President Trump signed an executive order that covers federal agencies, contractors, grantees and the military.
President Trump signed an executive order on Tuesday evening that extends his crackdown on certain employee diversity and inclusion training for federal agencies, contractors, grant recipients and the military.
This order comes a few weeks after the Office of Management and Budget ordered federal agencies to redirect funding for certain diversity training for employees, which the administration deemed “un-American propaganda.” The new directive targets training for all those involved with the federal government that is “rooted in the pernicious and false belief that America is an irredeemably racist and sexist country.” It raised questions and concerns among experts and former government officials.
“Executive departments and agencies, our uniformed services, federal contractors and federal grant recipients should, of course, continue to foster environments devoid of hostility grounded in race, sex, and other federally protected characteristics,” said the executive order. “But training like that discussed above perpetuates racial stereotypes and division and can use subtle coercive pressure to ensure conformity of viewpoint. Such ideas may be fashionable in the academy, but they have no place in programs and activities supported by federal taxpayer dollars.”
The order requires that federal contractors not use employee training material that has any type of race or sex “stereotyping” or “scapegoating,” send each labor union or collective bargaining representative a notice (provided by their contracting officer) that outlines their commitment under the executive order and include provisions from the executive order in all subcontracts or purchase orders, unless given an exemption.
If contractors do not comply with the order, their contracts could be “canceled, terminated or suspended” in part or in whole and they could be precluded from future federal contracts.
The Labor Department’s Office of Federal Contract Compliance Programs will launch a hotline for complaints on contractors not following the order. It will then investigate and “take appropriate enforcement action” if necessary, said the order. Within 30 days of signing, the office will publish a “request for information” in the Federal Register for federal contractors, subcontractors and their employees to detail their diversity training programming.
As for federal agencies, the heads must review their grant programs and find ones for which they “may, as a condition of receiving such a grant, require the recipient to certify that it will not use federal funds to promote” race and sex stereotyping and scapegoating.
Agencies must also ensure that they do not use such training themselves, ask their inspectors general to review their compliance by the end of the year then annually thereafter and designate at least one political appointee to oversee their compliance with the order.
OMB and OPM will review agencies’ adherence to the order and may issue supplemental guidance. Within 90 days, each agency must submit a report to OMB on their fiscal 2020 spending on training programs related to diversity and inclusion, indicating whether agency staff or a contractor conducted the program.

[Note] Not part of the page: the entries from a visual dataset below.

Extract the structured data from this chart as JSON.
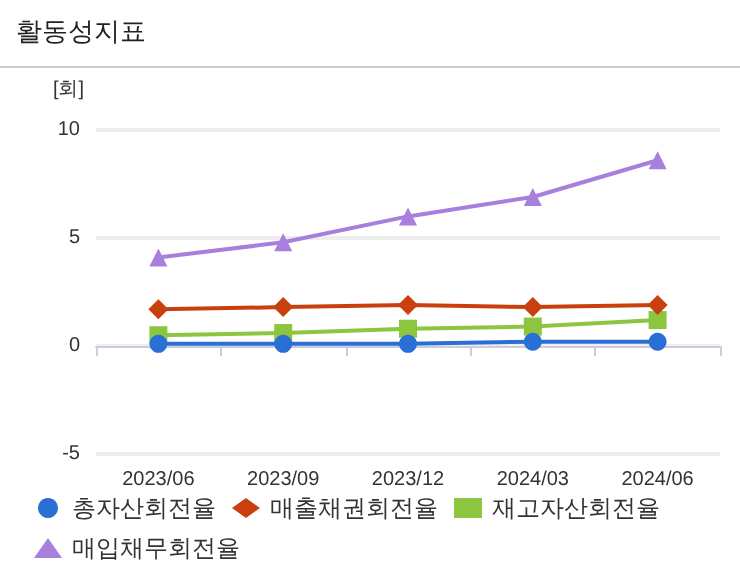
{
  "chart_data": {
    "type": "line",
    "title": "활동성지표",
    "ylabel": "[회]",
    "categories": [
      "2023/06",
      "2023/09",
      "2023/12",
      "2024/03",
      "2024/06"
    ],
    "series": [
      {
        "name": "총자산회전율",
        "color": "#2a6fd6",
        "marker": "circle",
        "values": [
          0.1,
          0.1,
          0.1,
          0.2,
          0.2
        ]
      },
      {
        "name": "매출채권회전율",
        "color": "#c9400e",
        "marker": "diamond",
        "values": [
          1.7,
          1.8,
          1.9,
          1.8,
          1.9
        ]
      },
      {
        "name": "재고자산회전율",
        "color": "#8cc63f",
        "marker": "square",
        "values": [
          0.5,
          0.6,
          0.8,
          0.9,
          1.2
        ]
      },
      {
        "name": "매입채무회전율",
        "color": "#a77fdc",
        "marker": "triangle",
        "values": [
          4.1,
          4.8,
          6.0,
          6.9,
          8.6
        ]
      }
    ],
    "ylim": [
      -5,
      10
    ],
    "yticks": [
      -5,
      0,
      5,
      10
    ],
    "grid": "y",
    "legend": "bottom"
  }
}
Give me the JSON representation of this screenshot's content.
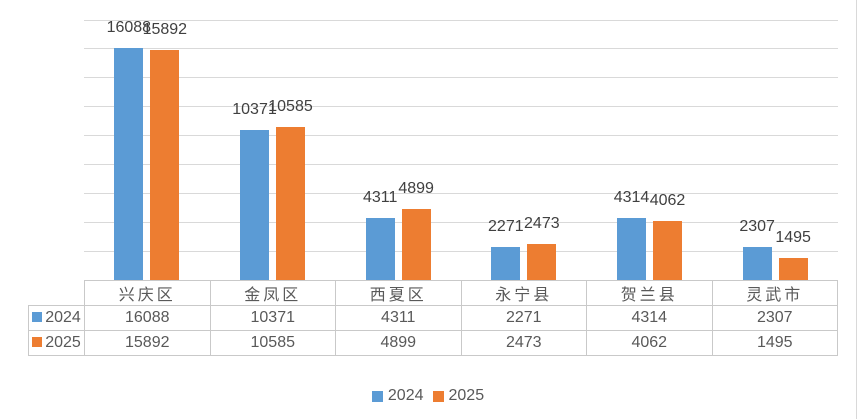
{
  "chart_data": {
    "type": "bar",
    "title": "",
    "xlabel": "",
    "ylabel": "",
    "categories": [
      "兴庆区",
      "金凤区",
      "西夏区",
      "永宁县",
      "贺兰县",
      "灵武市"
    ],
    "series": [
      {
        "name": "2024",
        "color": "#5B9BD5",
        "values": [
          16088,
          10371,
          4311,
          2271,
          4314,
          2307
        ]
      },
      {
        "name": "2025",
        "color": "#ED7D31",
        "values": [
          15892,
          10585,
          4899,
          2473,
          4062,
          1495
        ]
      }
    ],
    "ylim": [
      0,
      18000
    ],
    "y_major_unit": 2000,
    "grid": true,
    "data_labels_shown": true,
    "data_table_shown": true,
    "legend_position": "bottom"
  },
  "legend": {
    "items": [
      {
        "label": "2024",
        "color": "#5B9BD5"
      },
      {
        "label": "2025",
        "color": "#ED7D31"
      }
    ]
  },
  "colors": {
    "series_2024": "#5B9BD5",
    "series_2025": "#ED7D31",
    "gridline": "#D9D9D9",
    "table_border": "#C9C9C9",
    "data_label_text": "#404040",
    "table_text": "#595959",
    "legend_text": "#595959",
    "background": "#FFFFFF",
    "right_edge_line": "#D9D9D9"
  }
}
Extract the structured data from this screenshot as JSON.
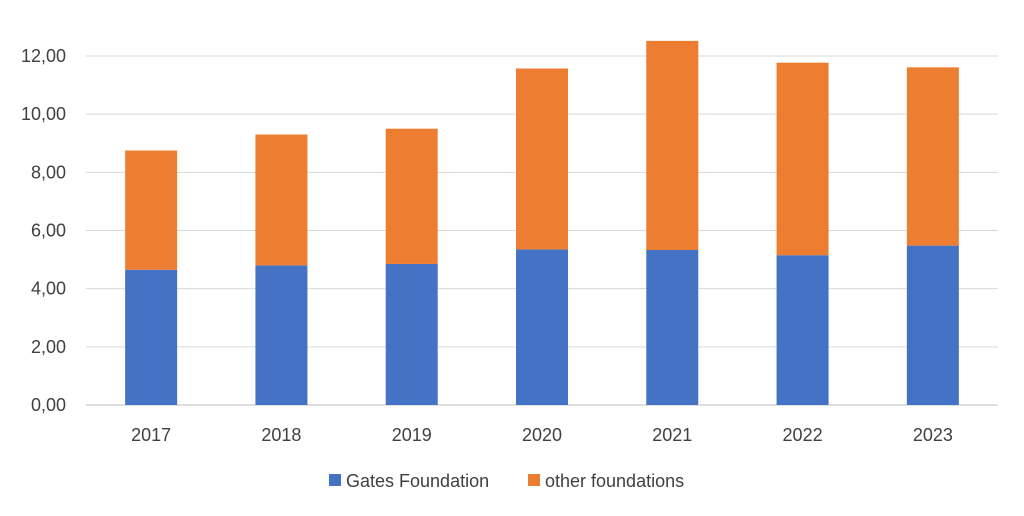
{
  "chart_data": {
    "type": "bar",
    "stacked": true,
    "categories": [
      "2017",
      "2018",
      "2019",
      "2020",
      "2021",
      "2022",
      "2023"
    ],
    "series": [
      {
        "name": "Gates Foundation",
        "color": "#4472C4",
        "values": [
          4.65,
          4.8,
          4.85,
          5.35,
          5.33,
          5.15,
          5.48
        ]
      },
      {
        "name": "other foundations",
        "color": "#ED7D31",
        "values": [
          4.1,
          4.5,
          4.65,
          6.22,
          7.19,
          6.62,
          6.13
        ]
      }
    ],
    "ylim": [
      0,
      12
    ],
    "y_ticks": [
      "0,00",
      "2,00",
      "4,00",
      "6,00",
      "8,00",
      "10,00",
      "12,00"
    ],
    "y_tick_values": [
      0,
      2,
      4,
      6,
      8,
      10,
      12
    ],
    "grid": true,
    "gridline_color": "#D9D9D9",
    "legend_position": "bottom"
  }
}
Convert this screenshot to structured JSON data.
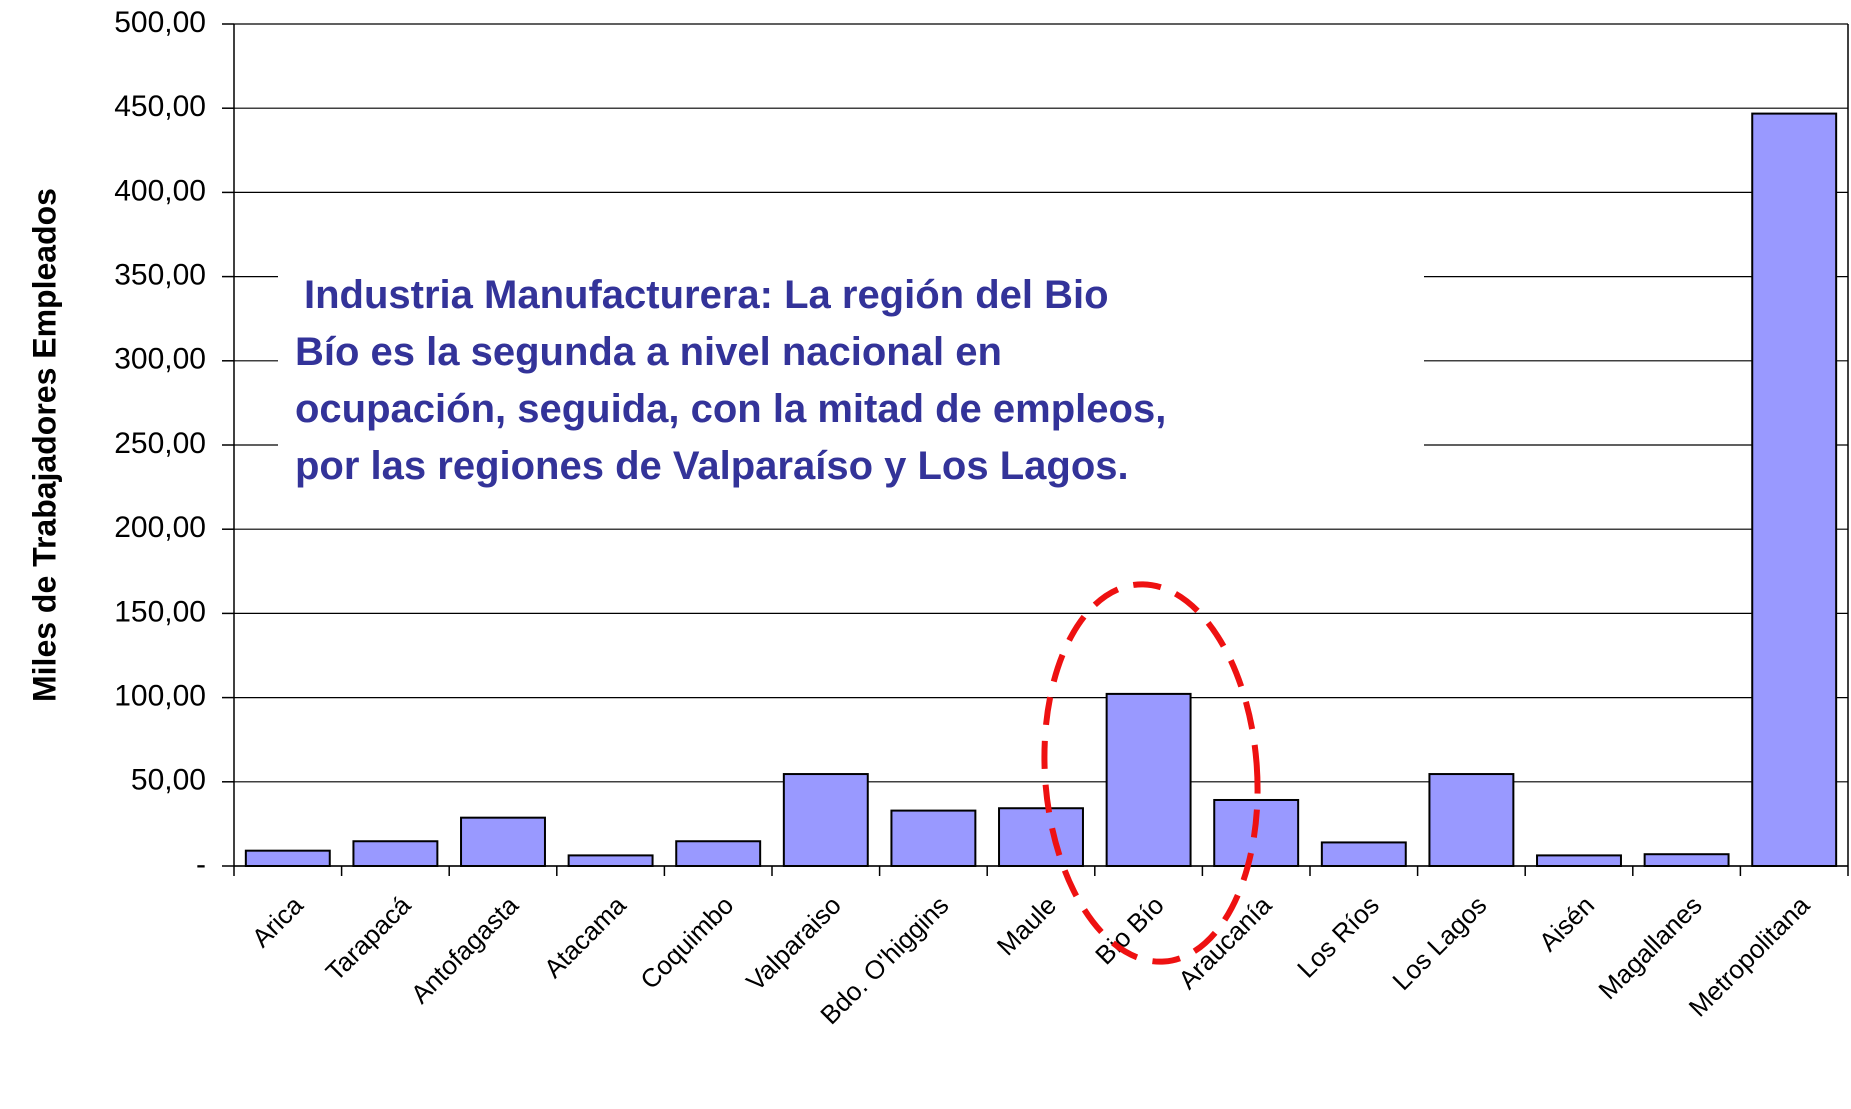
{
  "chart_data": {
    "type": "bar",
    "y_label": "Miles de Trabajadores Empleados",
    "annotation": [
      "Industria Manufacturera: La región del Bio",
      "Bío es la segunda a nivel nacional en",
      "ocupación, seguida, con la mitad de empleos,",
      "por las regiones de Valparaíso y Los Lagos."
    ],
    "categories": [
      "Arica",
      "Tarapacá",
      "Antofagasta",
      "Atacama",
      "Coquimbo",
      "Valparaiso",
      "Bdo. O'higgins",
      "Maule",
      "Bio Bío",
      "Araucanía",
      "Los Ríos",
      "Los Lagos",
      "Aisén",
      "Magallanes",
      "Metropolitana"
    ],
    "values": [
      9.1,
      14.7,
      28.7,
      6.3,
      14.7,
      54.6,
      32.9,
      34.3,
      102.2,
      39.2,
      14,
      54.6,
      6.3,
      7,
      446.8
    ],
    "color": "#9999ff",
    "ylim": [
      0,
      500
    ],
    "yticks": [
      {
        "value": 0,
        "label": "-"
      },
      {
        "value": 50,
        "label": "50,00"
      },
      {
        "value": 100,
        "label": "100,00"
      },
      {
        "value": 150,
        "label": "150,00"
      },
      {
        "value": 200,
        "label": "200,00"
      },
      {
        "value": 250,
        "label": "250,00"
      },
      {
        "value": 300,
        "label": "300,00"
      },
      {
        "value": 350,
        "label": "350,00"
      },
      {
        "value": 400,
        "label": "400,00"
      },
      {
        "value": 450,
        "label": "450,00"
      },
      {
        "value": 500,
        "label": "500,00"
      }
    ],
    "grid": true
  }
}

The attorney general should continue reviewing whether or not training that “teaches the divisive concepts” outlined in the order “contribute[s] to a hostile work environment and give[s] rise to potential liability under Title VII of the Civil Rights Act of 1964,” which prohibits employers’ discrimination on race, skin color, religion, sex, national origin or sexual orientation, the order stated. If needed, the attorney general and Equal Employment Opportunity Commission should issue guidance to help employers to promote workplace diversity and inclusion, consistent with Title VII, the order said.
OMB Director Russell Vought said that training sessions at the Veterans Affairs and State departments and Environmental Protection Agency have already been banned. Now, the order “is another important step that builds off his directive to agencies to stop trainings that push a radical anti-American agenda,” he tweeted on Tuesday evening.
However, some outside experts were skeptical.
“This isn't procurement policy, it's base hate-mongering and political pandering,” Steve Schooner, procurement law professor at The George Washington University and former Office of Federal Procurement Policy official, told Government Executive on Wednesday. “Moreover, it does exactly the opposite of its purported policy goals: it's inefficient, divisive, offensive and, frankly, beneath the dignity of the White House.”
Joanna Friedman, a partner at the Federal Practice Group, a law firm that specializes in federal employment law, noted: “It is unclear whether this order will be upheld as lawful given the constraints it places on employers' speech and ability to manage in the workplace."
Stan Soloway, president and CEO of Celero Strategies and thOANNAe former president and CEO of the trade association Professional Services Council and Defense acquisition official, said he doesn’t think the federal government should “interfere” in internal company practices.
“In my view, this directive is really just window-dressing (and I would personally argue remarkably tone deaf) for political benefit,” he told Government Executive. “One analogy is ethics training. Every company has to do it; but the precise content and delivery of their training can be widely variant and tailored to their business.”